Glass, Charles. The Deserters: A Hidden History of World War II. Penguin Pr: Penguin Group (USA). Jun. 2013. 400p. ISBN 9781594204289. $27.95.
As author of the much-praised Americans in Paris: Life and Death Under Nazi Occupation, former ABC News correspondent Glass proved that he could writes rigorous but accessible history. Here he considers deserters during World War II, a far more nuanced subject than one would imagine. Many soldiers fought bravely one day and then turned tail the next, to be comforted by their comrades when they returned. Then there’s the case of Private Alfred Whitehead, a Silver and Bronze Star winner from Tennessee who became a gangster in liberated Paris. A good myth buster of relevance today; big online campaign.
Kavanagh, Julie. The Girl Who Loved Camellias: The Life and Legend of Marie Duplessis. Knopf. Jun. 2013. 304p. ISBN 9780307270795. $25.95. BIOGRAPHY
Kavanagh peels back the petals to give us a portrait of the woman who inspired Alexandre Dumas fils’s The Lady of Camellias and Verdi’s La Traviata. Born in Normandy in 1824, Marie Duplessis fled to Paris at age 16 to escape her brutish father and by 19 was a grand courtesan boasting the clothes, apartment, and handsome coach of an aristocrat. A few years later she was dead of tuberculosis. An award-winning biographer of Frederick Ashton who has served as London editor of Vanity Fair and The New Yorker, Kavanagh should bring an artistic sensibility to the proceedings.
Parini, Jay. Jesus: The Human Face of God. New Harvest. Jun. 2013. 192p. ISBN 9780544025899. $23. BIOGRAPHY/RELIGION
Noteworthy poet/novelist Parini, whose best-selling The Last Station was made into an Academy Award–nominated film, here offers an account of a figure much discussed over the last two millennia. Son of a Baptist minister, Parini aims to reinvest Jesus with a certain transcendent radiance, often lost in today’s historiography. This is the first in a new series, “Icons,” edited by James Atlas—who has also brought us “Penguin Lives,” “Eminent Lives” (HarperCollins), and “Great Discoveries” (Norton), so great expectations are reasonable.

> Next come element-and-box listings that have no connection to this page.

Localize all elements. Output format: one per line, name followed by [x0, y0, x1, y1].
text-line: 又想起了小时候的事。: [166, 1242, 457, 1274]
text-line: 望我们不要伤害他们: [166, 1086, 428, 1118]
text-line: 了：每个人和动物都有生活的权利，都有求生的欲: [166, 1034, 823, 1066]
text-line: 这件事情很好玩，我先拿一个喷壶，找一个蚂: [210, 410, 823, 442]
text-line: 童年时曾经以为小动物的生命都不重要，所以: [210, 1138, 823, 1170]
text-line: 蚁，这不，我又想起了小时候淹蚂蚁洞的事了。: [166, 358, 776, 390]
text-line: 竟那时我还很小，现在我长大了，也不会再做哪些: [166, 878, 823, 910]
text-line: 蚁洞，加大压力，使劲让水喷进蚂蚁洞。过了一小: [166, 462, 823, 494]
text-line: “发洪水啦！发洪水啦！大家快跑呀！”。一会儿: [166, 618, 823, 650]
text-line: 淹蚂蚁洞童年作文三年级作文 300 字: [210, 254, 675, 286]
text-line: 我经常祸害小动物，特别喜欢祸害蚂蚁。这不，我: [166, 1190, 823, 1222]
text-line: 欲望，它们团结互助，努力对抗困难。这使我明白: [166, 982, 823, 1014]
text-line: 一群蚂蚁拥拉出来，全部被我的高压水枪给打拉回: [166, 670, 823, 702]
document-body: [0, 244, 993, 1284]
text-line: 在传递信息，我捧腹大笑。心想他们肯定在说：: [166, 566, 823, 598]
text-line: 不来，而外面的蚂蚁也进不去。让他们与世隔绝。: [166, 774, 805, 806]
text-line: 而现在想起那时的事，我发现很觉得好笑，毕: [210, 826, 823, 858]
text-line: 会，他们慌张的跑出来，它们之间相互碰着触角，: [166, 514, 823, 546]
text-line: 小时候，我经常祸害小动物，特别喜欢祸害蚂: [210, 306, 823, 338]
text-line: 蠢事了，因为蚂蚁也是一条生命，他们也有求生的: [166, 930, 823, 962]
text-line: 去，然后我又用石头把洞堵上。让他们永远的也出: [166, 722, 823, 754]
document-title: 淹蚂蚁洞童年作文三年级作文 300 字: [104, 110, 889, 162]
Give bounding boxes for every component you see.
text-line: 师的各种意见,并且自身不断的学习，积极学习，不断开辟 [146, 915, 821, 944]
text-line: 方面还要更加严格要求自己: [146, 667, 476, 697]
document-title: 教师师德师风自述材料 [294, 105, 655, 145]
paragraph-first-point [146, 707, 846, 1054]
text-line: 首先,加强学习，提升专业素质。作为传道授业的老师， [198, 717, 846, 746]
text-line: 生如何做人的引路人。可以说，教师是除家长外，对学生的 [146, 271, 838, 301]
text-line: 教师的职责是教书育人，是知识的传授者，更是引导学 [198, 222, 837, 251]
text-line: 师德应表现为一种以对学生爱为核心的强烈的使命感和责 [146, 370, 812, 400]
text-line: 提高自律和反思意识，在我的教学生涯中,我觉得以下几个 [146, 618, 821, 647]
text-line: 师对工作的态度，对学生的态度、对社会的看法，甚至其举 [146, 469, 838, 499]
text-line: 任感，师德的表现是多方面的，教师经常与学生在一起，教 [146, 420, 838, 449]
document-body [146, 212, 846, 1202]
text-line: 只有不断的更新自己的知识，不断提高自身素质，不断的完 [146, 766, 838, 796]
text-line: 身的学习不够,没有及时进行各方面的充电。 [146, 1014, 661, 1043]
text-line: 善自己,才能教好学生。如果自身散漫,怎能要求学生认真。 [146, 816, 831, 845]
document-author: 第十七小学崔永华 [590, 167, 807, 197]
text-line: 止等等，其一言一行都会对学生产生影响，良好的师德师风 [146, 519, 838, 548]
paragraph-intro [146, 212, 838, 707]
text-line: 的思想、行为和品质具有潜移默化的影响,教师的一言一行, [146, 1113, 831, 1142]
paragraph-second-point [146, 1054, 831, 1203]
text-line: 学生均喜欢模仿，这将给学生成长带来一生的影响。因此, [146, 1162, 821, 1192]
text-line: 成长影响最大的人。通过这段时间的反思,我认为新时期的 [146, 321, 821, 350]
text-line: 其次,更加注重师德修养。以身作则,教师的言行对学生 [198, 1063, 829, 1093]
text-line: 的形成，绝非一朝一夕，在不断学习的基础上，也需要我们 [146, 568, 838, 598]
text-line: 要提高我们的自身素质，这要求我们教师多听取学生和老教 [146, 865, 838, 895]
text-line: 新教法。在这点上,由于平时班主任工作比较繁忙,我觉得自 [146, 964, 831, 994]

Pivnik, Sam. Survivor: Auschwitz, the Death March and My Fight for Freedom. St. Martin’s. Jun. 2013. 320p. ISBN 9781250029522. $26.99. BIOGRAPHY
Pivnik really earned the title of his book. After the Germans invaded Poland in 1939, he survived two ghettos in his hometown, Bedzin; months of waiting on the deadly Rampe Kommando at Auschwitz, where the rest of his family perished; work in the Fürstengrube mining camp; the awful death march west from Auschwitz into Germany; and the inadvertent RAF bombing of a prison ship. Another invaluable reminder of what we should never, ever forget.
Ricca, Brad. Super Boys: The Amazing Adventures of Jerry Siegel and Joe Shuster—the Creators of Superman. St. Martin’s. Jun. 2013. 432p. ISBN 9780312643805. $27.95. BIOGRAPHY
We all think we know the story of Superman’s creators, Jerry Siegel and Joe Shuster—and the $130 check that yanked the Man of Steel from their control. But Case Western Reserve professor Ricca, who speaks frequently on comics, dug through various Cleveland libraries, defunct high schools, and private collections to offer this definitive account, ranging from original inspiration to Jerry Siegel’s secret work during World War II. Nicely timed to go with the Man of Steel movie scheduled to open in 2013.
Sugden, John. Nelson: The Sword of Albion. Holt. Jun. 2013. 944p. ISBN 9780805078077. $45. BIOGRAPHY
traced the early life of the hero of Trafalgar in the much-praised Nelson: A Dream of Glory (the London Sunday Times called it “a masterpiece of the biographer’s art”), Sugden returns to blend accounts of Nelson’s various campaigns until his death at Trafalgar with more intimate scenes of his personal life. Sugden’s determined plundering of primary documents is evidenced by the page count; clearly a rich and many-sitting read.